Temps de lecture : 2 à 3 minutes
Lorsque l’on souhaite arrêter de fumer, les patchs de nicotine, les gommes à la nicotine ou les pastilles sont souvent les premières solutions proposées. Ces produits, appelés substituts nicotiniques, constituent une aide reconnue pour accompagner le sevrage tabagique.
Mais à quoi servent-ils exactement ? Comment fonctionnent-ils ? Et sont-ils suffisants pour arrêter la cigarette durablement ?
Les substituts nicotiniques : soulager le manque
Lorsque vous fumez, votre organisme s’habitue à recevoir de la nicotine. En arrêtant brutalement le tabac, il peut apparaître des symptômes de manque tels que :
- Des envies importantes de fumer (craving) ;
- De l’irritabilité ;
- Du stress ;
- Des difficultés de concentration.
Les patchs, gommes et pastilles apportent de la nicotine de manière contrôlée, sans exposer l’organisme aux milliers de substances toxiques présentes dans la fumée de cigarette. Leur objectif est de réduire les symptômes de manque afin de faciliter le traitement de l’arrêt du tabac.
Quelle est la différence entre un patch, une gomme et une pastille ?
Les différents substituts nicotiniques ont chacun leur rôle. Le patch nicotine diffuse de la nicotine progressivement pendant plusieurs heures. Il permet de maintenir un niveau stable de nicotine dans l’organisme tout au long de la journée. La gomme nicotine et les pastilles agissent plus rapidement. Elles sont utilisées en cas d’envie ponctuelle de fumer, par exemple après un repas, lors d’une pause ou dans une situation stressante. Dans certains cas, le professionnel de santé peut recommander d’associer un patch avec une forme orale afin de mieux contrôler les envies de fumer.
Les substituts ne traitent pas toute la dépendance
Même s’ils sont très efficaces pour diminuer le manque physique, les substituts nicotiniques ne suffisent pas toujours à eux seuls.
La dépendance au tabac comporte également une dimension psychologique et comportementale. Les habitudes, les émotions, le stress ou certaines situations du quotidien peuvent continuer à déclencher l’envie de fumer.
C’est pourquoi les recommandations médicales privilégient une prise en charge globale, associant les substituts nicotiniques aux thérapies cognitives et comportementales (TCC). Ces approches aident à gérer les envies de fumer, les déclencheurs, les émotions et à prévenir les rechutes.
Les dispositifs médicaux numériques : un complément à l’arrêt du tabac
De nouveaux dispositifs médicaux pour l’arrêt du tabac comme Quitoxil® viennent aujourd’hui compléter les traitements classiques. Ces outils numériques validés cliniquement proposent un accompagnement personnalisé avec des exercices de thérapie comportementale, un suivi des progrès, des conseils adaptés et des rappels pour maintenir la motivation. Ils sont conçus pour vous accompagner en complément des substituts nicotiniques, et non pour les remplacer.
Qui peut vous conseiller ?
Si vous vous demandez quel médecin consulter pour arrêter de fumer, plusieurs professionnels peuvent vous accompagner.
Votre médecin généraliste, un tabacologue, un addictologue peuvent évaluer votre niveau de dépendance et proposer un traitement prescrit pour l’arrêt du tabac.
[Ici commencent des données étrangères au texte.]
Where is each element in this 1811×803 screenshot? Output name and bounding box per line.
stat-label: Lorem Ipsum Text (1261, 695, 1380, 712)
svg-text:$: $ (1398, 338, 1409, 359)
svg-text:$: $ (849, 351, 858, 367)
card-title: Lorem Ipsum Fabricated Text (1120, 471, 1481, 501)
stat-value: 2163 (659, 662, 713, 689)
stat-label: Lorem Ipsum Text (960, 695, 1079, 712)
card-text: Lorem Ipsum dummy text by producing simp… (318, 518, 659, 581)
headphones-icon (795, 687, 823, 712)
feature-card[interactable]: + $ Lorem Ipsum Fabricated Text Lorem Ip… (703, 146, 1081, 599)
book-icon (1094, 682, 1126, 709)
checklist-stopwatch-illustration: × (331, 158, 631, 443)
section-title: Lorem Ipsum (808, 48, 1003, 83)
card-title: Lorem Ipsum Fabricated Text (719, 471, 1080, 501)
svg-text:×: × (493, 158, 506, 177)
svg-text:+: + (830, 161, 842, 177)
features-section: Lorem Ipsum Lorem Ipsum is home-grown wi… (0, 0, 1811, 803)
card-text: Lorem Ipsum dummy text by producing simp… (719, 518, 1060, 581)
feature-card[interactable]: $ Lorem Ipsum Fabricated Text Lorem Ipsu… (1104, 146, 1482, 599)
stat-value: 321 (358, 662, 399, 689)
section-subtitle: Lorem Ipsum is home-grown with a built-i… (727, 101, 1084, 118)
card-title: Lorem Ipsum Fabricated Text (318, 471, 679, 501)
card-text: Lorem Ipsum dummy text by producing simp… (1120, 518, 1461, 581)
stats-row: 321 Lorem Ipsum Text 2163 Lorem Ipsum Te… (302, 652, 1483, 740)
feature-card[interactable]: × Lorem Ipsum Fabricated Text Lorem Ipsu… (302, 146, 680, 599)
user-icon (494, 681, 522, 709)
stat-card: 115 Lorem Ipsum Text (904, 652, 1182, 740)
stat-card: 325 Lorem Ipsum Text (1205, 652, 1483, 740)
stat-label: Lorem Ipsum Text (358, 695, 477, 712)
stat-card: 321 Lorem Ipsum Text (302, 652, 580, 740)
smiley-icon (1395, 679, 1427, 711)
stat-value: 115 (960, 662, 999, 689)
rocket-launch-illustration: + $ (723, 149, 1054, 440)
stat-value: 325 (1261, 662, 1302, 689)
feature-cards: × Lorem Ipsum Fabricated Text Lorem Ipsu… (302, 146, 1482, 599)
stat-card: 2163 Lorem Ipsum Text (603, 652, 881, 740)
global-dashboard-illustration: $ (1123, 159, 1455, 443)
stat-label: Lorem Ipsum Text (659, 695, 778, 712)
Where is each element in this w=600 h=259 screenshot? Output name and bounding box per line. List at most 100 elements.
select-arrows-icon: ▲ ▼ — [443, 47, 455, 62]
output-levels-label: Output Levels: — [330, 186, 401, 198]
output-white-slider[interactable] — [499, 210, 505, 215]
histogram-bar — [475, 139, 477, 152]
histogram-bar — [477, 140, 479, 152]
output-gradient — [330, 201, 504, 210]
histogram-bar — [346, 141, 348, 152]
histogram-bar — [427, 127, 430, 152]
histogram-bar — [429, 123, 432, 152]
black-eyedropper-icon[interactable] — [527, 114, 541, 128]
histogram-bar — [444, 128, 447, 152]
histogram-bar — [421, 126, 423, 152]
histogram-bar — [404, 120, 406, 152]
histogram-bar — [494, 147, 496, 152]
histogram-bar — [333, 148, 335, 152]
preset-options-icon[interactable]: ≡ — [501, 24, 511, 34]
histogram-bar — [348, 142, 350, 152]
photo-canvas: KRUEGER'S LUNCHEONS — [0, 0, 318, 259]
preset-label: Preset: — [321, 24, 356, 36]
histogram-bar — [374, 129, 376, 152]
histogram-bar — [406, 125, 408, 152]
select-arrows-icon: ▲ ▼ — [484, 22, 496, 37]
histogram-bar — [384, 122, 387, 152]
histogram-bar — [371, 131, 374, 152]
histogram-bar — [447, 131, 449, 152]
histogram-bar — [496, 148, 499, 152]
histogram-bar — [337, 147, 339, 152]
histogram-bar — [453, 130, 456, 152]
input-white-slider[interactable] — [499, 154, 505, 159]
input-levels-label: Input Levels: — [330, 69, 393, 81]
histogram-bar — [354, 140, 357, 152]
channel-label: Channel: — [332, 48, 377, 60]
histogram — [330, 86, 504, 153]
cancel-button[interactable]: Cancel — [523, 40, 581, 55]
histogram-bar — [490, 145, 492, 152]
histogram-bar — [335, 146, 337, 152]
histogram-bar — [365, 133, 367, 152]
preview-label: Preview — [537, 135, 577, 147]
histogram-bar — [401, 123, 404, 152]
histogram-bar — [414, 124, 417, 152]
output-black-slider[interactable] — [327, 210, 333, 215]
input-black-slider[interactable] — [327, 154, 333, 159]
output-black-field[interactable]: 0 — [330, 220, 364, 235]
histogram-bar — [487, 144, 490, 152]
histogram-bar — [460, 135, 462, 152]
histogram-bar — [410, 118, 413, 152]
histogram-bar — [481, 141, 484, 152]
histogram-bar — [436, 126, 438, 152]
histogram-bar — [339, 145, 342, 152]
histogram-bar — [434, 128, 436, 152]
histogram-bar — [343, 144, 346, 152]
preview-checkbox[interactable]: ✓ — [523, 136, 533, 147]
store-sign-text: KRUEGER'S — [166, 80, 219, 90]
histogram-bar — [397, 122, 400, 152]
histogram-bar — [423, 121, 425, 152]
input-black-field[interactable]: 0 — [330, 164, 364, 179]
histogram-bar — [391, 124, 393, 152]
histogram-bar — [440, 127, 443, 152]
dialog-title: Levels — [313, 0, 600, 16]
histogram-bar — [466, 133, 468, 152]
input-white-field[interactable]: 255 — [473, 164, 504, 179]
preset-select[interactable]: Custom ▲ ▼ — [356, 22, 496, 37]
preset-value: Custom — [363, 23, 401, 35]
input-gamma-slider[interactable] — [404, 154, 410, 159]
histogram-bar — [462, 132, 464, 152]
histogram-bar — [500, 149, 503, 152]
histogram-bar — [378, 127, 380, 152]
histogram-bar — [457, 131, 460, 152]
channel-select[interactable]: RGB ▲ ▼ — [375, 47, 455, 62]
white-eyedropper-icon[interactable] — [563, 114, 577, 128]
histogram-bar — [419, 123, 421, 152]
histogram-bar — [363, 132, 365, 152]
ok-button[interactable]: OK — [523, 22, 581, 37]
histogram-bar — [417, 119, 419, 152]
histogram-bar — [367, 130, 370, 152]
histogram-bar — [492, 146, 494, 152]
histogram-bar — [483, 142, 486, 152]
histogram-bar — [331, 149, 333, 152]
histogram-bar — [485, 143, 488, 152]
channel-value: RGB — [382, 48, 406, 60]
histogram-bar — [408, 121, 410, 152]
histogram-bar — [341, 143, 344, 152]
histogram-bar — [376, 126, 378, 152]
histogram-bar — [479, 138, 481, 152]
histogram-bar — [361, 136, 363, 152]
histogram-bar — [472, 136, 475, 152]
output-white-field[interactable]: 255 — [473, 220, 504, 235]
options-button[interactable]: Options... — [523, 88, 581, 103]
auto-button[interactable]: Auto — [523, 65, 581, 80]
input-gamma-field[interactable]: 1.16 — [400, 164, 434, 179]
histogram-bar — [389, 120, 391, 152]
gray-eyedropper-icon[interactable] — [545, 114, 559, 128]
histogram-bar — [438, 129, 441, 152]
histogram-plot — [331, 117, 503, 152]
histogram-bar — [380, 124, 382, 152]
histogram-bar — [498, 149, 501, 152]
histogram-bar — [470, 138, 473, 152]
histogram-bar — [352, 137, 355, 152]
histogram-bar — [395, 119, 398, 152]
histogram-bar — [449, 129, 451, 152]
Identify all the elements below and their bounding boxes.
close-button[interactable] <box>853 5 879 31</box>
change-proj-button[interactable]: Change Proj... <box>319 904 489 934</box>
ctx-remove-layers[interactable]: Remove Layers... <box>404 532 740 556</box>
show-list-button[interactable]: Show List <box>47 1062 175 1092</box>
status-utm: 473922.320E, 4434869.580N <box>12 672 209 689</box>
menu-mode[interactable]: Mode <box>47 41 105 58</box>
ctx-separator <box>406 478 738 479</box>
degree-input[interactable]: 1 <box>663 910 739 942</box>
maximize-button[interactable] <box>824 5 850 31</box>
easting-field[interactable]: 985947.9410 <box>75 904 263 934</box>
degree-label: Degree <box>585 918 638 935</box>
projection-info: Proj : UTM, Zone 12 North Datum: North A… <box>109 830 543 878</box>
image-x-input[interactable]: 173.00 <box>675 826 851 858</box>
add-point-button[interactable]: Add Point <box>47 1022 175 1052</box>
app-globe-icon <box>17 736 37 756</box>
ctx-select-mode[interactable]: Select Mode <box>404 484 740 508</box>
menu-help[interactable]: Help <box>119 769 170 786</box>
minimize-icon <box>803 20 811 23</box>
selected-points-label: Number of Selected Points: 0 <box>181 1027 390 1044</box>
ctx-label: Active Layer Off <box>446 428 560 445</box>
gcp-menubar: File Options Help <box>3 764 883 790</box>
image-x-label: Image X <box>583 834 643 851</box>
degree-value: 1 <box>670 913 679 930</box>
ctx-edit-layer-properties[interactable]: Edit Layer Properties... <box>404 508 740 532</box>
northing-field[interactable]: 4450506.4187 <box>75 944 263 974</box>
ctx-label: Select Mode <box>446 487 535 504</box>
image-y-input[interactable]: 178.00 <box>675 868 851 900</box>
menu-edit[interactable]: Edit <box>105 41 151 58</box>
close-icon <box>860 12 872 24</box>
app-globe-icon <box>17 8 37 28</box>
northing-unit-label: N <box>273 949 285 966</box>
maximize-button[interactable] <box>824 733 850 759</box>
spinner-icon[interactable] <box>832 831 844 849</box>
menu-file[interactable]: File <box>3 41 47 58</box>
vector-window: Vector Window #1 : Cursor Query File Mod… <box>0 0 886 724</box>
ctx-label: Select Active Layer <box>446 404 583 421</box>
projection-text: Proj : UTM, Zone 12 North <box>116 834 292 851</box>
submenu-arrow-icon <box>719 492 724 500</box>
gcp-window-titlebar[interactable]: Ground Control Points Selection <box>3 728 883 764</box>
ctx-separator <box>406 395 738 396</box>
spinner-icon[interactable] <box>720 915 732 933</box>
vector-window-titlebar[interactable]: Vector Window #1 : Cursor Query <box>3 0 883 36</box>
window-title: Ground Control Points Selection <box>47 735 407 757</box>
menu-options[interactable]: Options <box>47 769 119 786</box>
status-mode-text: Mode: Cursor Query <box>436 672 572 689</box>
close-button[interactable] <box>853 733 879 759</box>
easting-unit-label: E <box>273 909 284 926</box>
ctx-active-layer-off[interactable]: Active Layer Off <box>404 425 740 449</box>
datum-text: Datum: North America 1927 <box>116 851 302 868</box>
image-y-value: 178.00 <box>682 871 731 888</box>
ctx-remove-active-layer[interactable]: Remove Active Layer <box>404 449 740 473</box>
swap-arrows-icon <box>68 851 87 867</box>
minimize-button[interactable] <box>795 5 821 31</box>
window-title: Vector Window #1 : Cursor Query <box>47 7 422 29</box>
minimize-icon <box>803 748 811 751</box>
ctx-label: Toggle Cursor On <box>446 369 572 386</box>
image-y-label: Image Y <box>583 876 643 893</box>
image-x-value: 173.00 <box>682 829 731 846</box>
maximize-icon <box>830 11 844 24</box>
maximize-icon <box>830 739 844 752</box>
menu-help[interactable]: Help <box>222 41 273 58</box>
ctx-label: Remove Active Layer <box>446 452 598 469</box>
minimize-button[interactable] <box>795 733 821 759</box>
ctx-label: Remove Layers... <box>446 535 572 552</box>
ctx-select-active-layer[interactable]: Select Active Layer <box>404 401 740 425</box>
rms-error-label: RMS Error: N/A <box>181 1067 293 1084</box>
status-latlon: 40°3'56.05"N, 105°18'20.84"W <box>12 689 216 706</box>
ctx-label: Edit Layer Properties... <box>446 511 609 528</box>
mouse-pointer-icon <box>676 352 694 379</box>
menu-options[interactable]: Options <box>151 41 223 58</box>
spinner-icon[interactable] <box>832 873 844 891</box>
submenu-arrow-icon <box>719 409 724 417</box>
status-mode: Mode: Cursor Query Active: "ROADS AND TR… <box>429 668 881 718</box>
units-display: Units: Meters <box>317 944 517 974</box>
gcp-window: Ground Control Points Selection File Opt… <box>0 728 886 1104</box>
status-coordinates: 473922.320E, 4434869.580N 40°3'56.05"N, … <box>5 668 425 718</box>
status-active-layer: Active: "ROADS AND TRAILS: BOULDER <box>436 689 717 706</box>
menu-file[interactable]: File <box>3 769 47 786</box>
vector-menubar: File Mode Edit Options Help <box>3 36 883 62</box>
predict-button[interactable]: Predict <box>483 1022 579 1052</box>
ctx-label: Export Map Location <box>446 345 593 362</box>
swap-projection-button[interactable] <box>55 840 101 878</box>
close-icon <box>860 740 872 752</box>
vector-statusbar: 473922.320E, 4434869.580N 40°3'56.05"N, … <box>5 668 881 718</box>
Une ordonnance peut être nécessaire pour certains médicaments.
Le pharmacien joue également un rôle essentiel dans l’accompagnement de l’arrêt du tabac en pharmacie. Il peut vous aider à choisir le substitut nicotinique le plus adapté, vous expliquer son utilisation et répondre à vos questions. Selon votre situation, certaines aides peuvent être remboursées pour l’arrêt du tabac.
Les substituts nicotiniques sont-ils adaptés à tout le monde ?
Les substituts nicotiniques sont utilisés chez de nombreux fumeurs en phase d’arrêt, mais leur choix doit être adapté à chaque situation. Un suivi médical est particulièrement recommandé chez les personnes concernées par la BPCO, l’asthme, le cancer, la chirurgie, ainsi que chez les femmes souhaitant arrêter de fumer pendant la grossesse.
En résumé
Les patchs de nicotine, les gommes et les pastilles sont des traitements efficaces pour réduire les symptômes du manque physique et faciliter l’arrêt. Cependant, la meilleure méthode pour arrêter de fumer repose souvent sur une approche globale combinant substituts nicotiniques, accompagnement comportemental et suivi par un professionnel de santé.
En discutant avec votre médecin, votre tabacologue ou votre pharmacien, vous pourrez bénéficier d’une aide à l’arrêt du tabac adaptée à votre profil et mettre toutes les chances de votre côté pour réussir durablement votre arrêt du tabac.